Wednesday, July 13, 2011

On the road

{Photos by rocketlass.}

I've spent the past few days on the road--in fiction, that is. And they couldn't have been two more different American roads: the contemporary Southern blacktops traveled by the ex-con Sailor Ripley and his love, Lula Pace Fortune, in Barry Gifford's Wild at Heart (1991), a celebration of all that is broke-down, displaced, casual, passionate, dead-end, and makeshift in American culture; and the still largely virgin motorways, all potholes and cow crossings, of the wide-open American West of the early automobile era, in Sinclair Lewis's Free Air (1919).

I'll have more to say about Sailor and Lula's road, and Gifford's word-drunk, hyper-charged vernacular depiction of it, sometime later. Right now I'm hampered by the fact that the 600-page Sailor and Lula: The Complete Novels is the sort of book that as you read it you know you absolutely have to lend to a friend--and, if that someone is another writer for whom you know you've found a crucial book . . . well, sometimes you have to lend it when you've still got 400 pages to go.

So I'll stick to Lewis, which, coincidentally, was put into my hands by a friend, and also shares with Gifford an infectious joy in unusual language and over-the-top slang. The book, which tells of a young woman's cross-country drive and the freedom from social mustiness she finds there, is full of everything from Minnesota pidgin German to slang phrases that snap like (and make as little sense as) Damon Runyon or Ring Lardner. The language reaches its apotheosis in this bit of venting by Bill, a Minnesota country boy surprised at the high-class company an old friend is keeping in his new home in Seattle:
Aw, how d'you get that way? Rats, you don't want to go tagging after them Willy boys. Damn dirty snobs. And the girls are worse. I tell you, Milt, these hoop-te-doodle society Janes may look all right to hicks like us, but on the side they raise more hell than any milliner's trimmer from Chi that ever vamped a rube burg.
That linguistic verve carries through the whole scene, which turns into the novel's most comic:
He wandered for an hour and came back to find that, in a "dry" city which he had never seen before, the crafty Bill had obtained a quart of bourbon, and was in a state of unsteady beatitude. He wanted, he announced, to dance.

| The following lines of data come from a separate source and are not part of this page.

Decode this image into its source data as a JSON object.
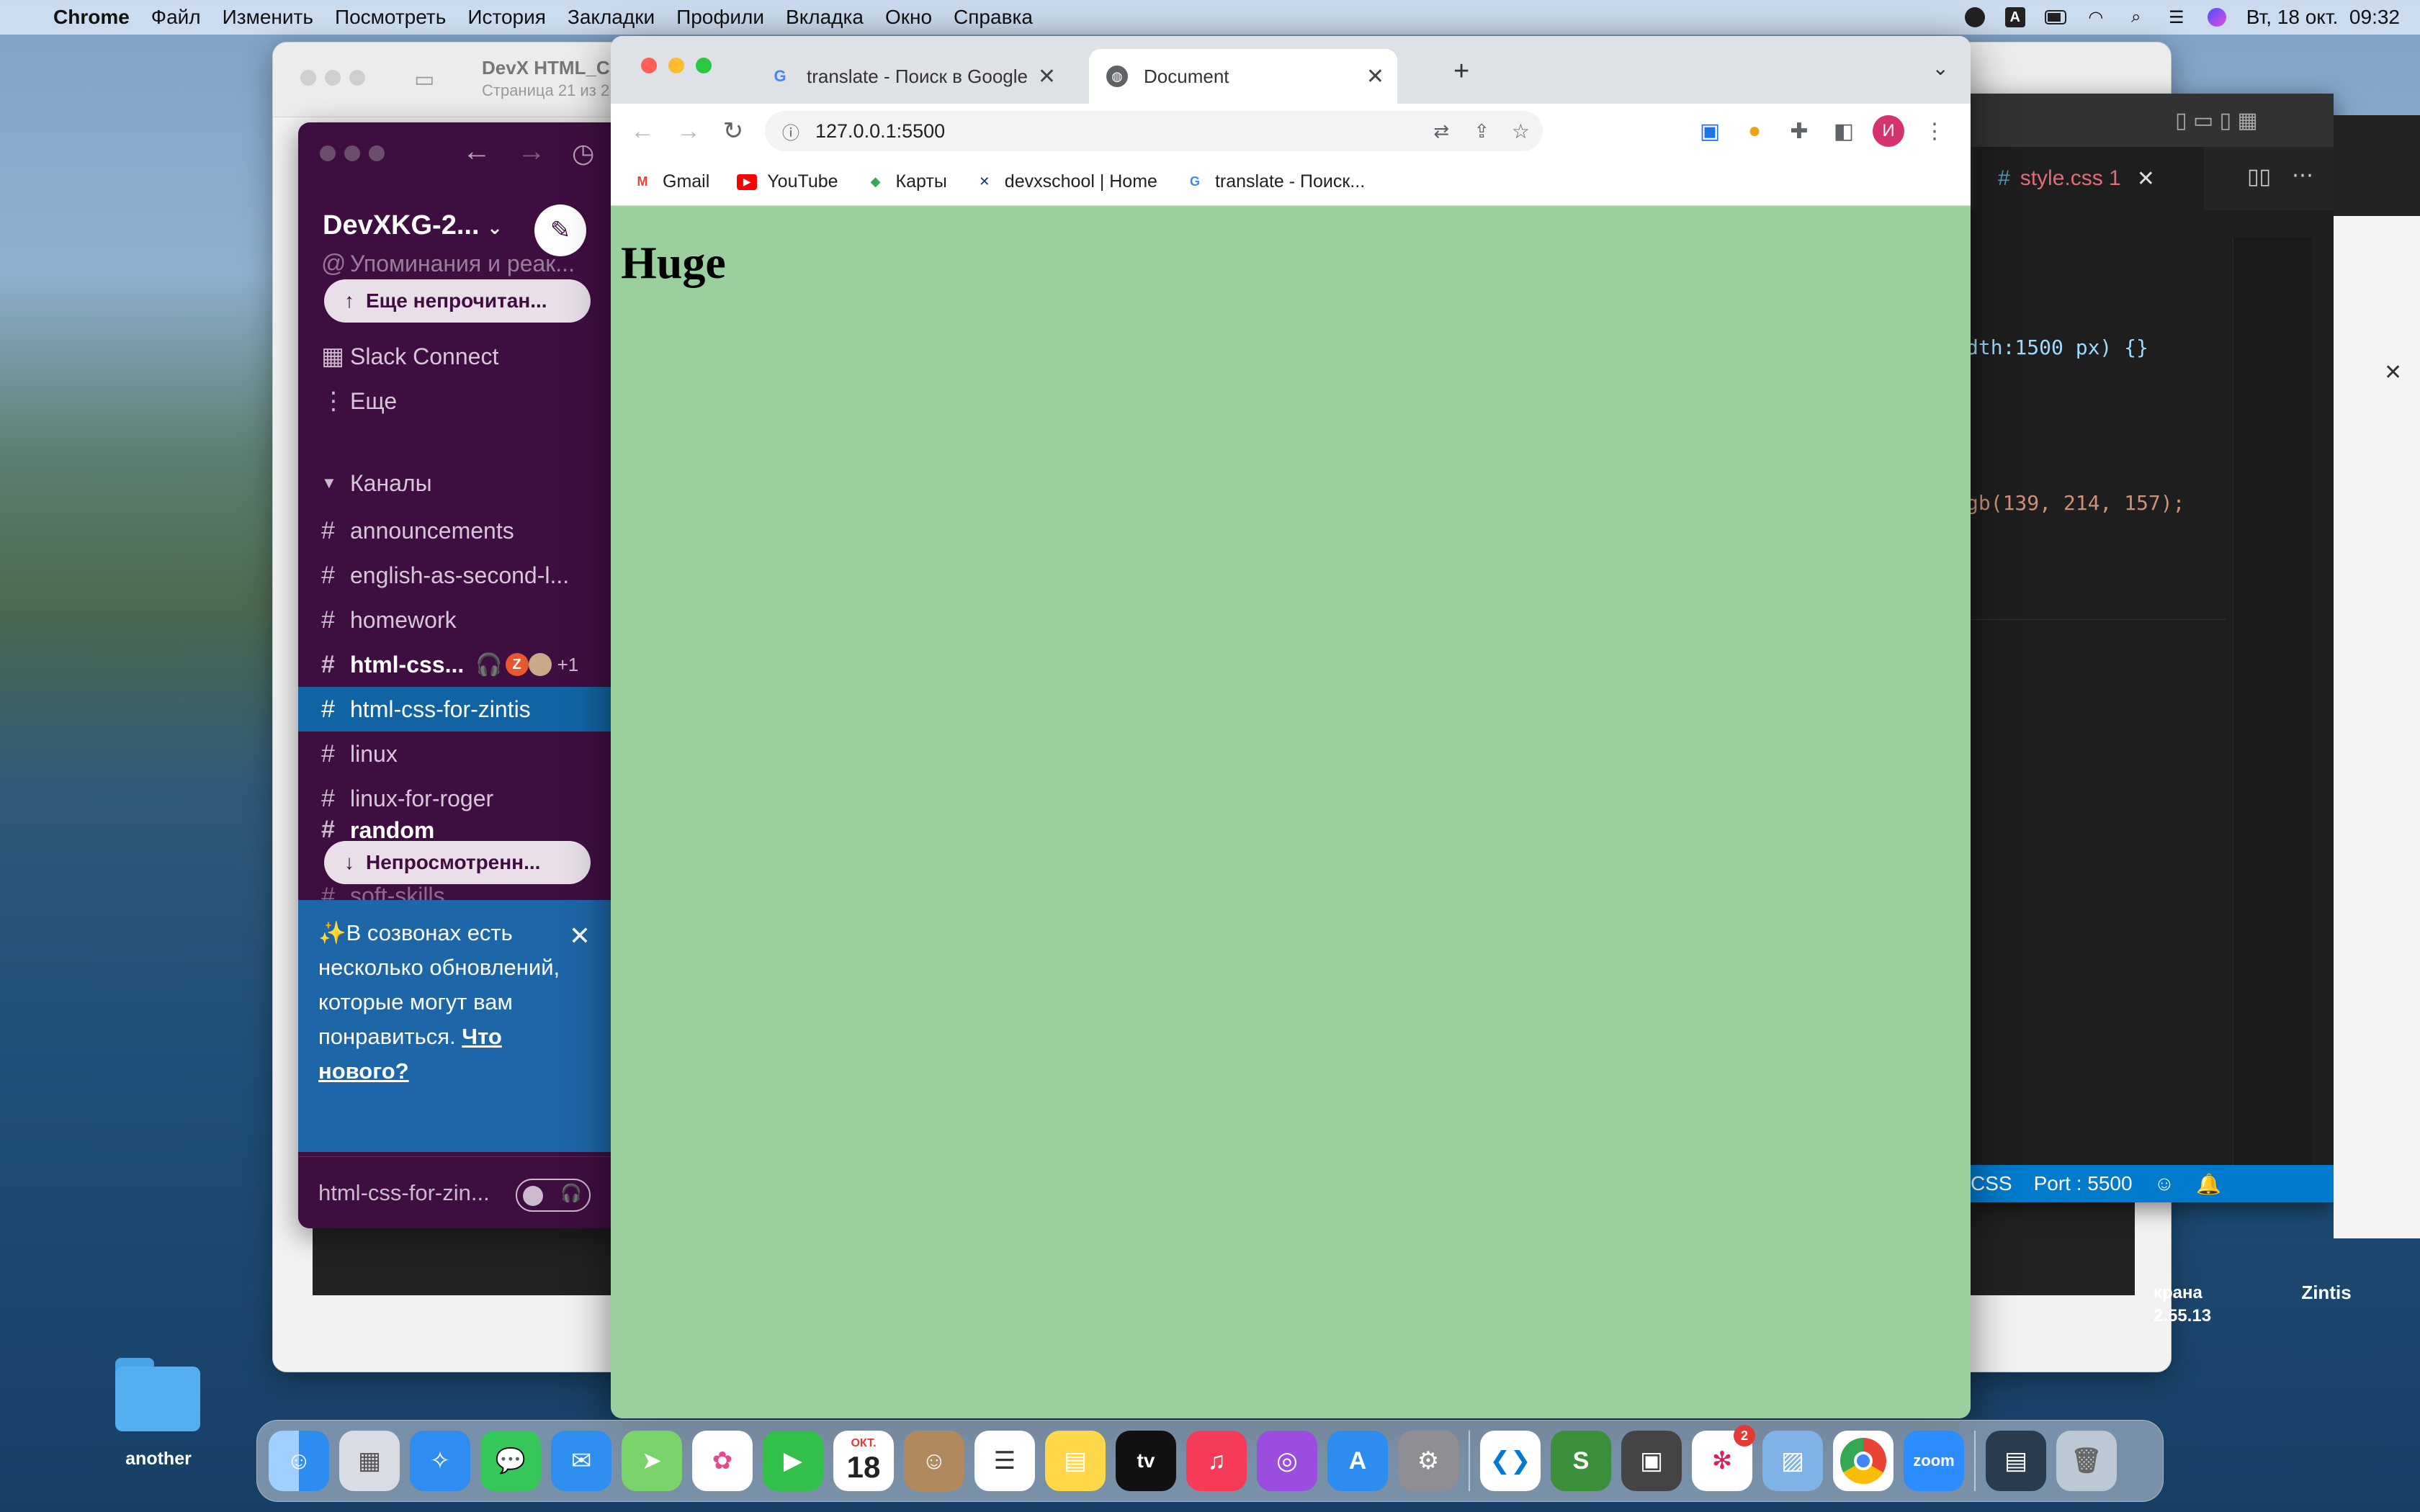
{
  "menubar": {
    "apple": "",
    "app": "Chrome",
    "items": [
      "Файл",
      "Изменить",
      "Посмотреть",
      "История",
      "Закладки",
      "Профили",
      "Вкладка",
      "Окно",
      "Справка"
    ],
    "input_badge": "A",
    "clock": "Вт, 18 окт.  09:32"
  },
  "pdf": {
    "title": "DevX HTML_C",
    "subtitle": "Страница 21 из 2"
  },
  "vscode": {
    "tab": "style.css 1",
    "code_line1": "dth:1500 px) {}",
    "code_line2": "gb(139, 214, 157);",
    "status_lang": "CSS",
    "status_port": "Port : 5500"
  },
  "desktop": {
    "zintis": "Zintis",
    "screen_label1": "крана",
    "screen_label2": "2.55.13",
    "folder": "another"
  },
  "slack": {
    "workspace": "DevXKG-2...",
    "mentions": "Упоминания и реак...",
    "unread_pill": "Еще непрочитан...",
    "slack_connect": "Slack Connect",
    "more": "Еще",
    "channels_header": "Каналы",
    "channels": [
      {
        "name": "announcements"
      },
      {
        "name": "english-as-second-l..."
      },
      {
        "name": "homework"
      },
      {
        "name": "html-css..."
      },
      {
        "name": "html-css-for-zintis"
      },
      {
        "name": "linux"
      },
      {
        "name": "linux-for-roger"
      },
      {
        "name": "random"
      },
      {
        "name": "soft-skills"
      }
    ],
    "huddle_count": "+1",
    "unseen_pill": "Непросмотренн...",
    "promo_text": "В созвонах есть несколько обновлений, которые могут вам понравиться. ",
    "promo_link": "Что нового?",
    "huddle_channel": "html-css-for-zin..."
  },
  "chrome": {
    "tabs": [
      {
        "title": "translate - Поиск в Google"
      },
      {
        "title": "Document"
      }
    ],
    "url": "127.0.0.1:5500",
    "profile_initial": "И",
    "bookmarks": [
      {
        "label": "Gmail"
      },
      {
        "label": "YouTube"
      },
      {
        "label": "Карты"
      },
      {
        "label": "devxschool | Home"
      },
      {
        "label": "translate - Поиск..."
      }
    ],
    "page_heading": "Huge",
    "page_bg": "#9ad09d"
  },
  "dock": {
    "apps": [
      "finder",
      "launchpad",
      "safari",
      "messages",
      "mail",
      "maps",
      "photos",
      "facetime",
      "calendar",
      "contacts",
      "reminders",
      "notes",
      "apple-tv",
      "music",
      "podcasts",
      "app-store",
      "system-preferences",
      "vscode",
      "sublime",
      "screenshot",
      "slack",
      "preview",
      "chrome",
      "zoom",
      "wallet",
      "trash"
    ],
    "calendar_month": "ОКТ.",
    "calendar_day": "18",
    "tv_label": "tv",
    "zoom_label": "zoom",
    "slack_badge": "2"
  }
}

Milt got him into the community bathtub, and soused him under, but Bill's wet body was slippery, and Bill's merry soul was all for frolicsome gamboling, and he slid out of Milt's grasp, he sloshed around in the tub, he sprinkled Milt's sacred good suit with soapy water, and escaped, and in the costume of Adam he danced orientally in Milt's room, till he was seized with sleepiness and cosmic grief, and retired to Milt's bed in tears and nothing else.
Is there a word in that passage that's not perfectly chosen? Nearly all seem to do treble duty: they describe the scene, they cast its events in terms just outsized and unexpected enough to render it grand (if not Biblical), and they mesh sonically so that we trip merrily along, laughing all the way. Even the simplest line, "He wanted, he announced, to dance," conveys exactly the right rhythm for its pronouncement: we can see Bill's face, flattened carefully into drunken seriousness, as he raises a solemn finger and takes his first step to a beat that only he can hear.

And that's ultimately what pleased me most about Free Air: it's a fun book more than anything else. Lewis is always a satirist, but here the satire is gentle, humane, even loving--there's none of the scorched-earth bleakness that makes the laughs in Babbitt, great though they are, so damned hopeless. It's a bon-bon of a book, perfect for summer; take it on the road in your flivver.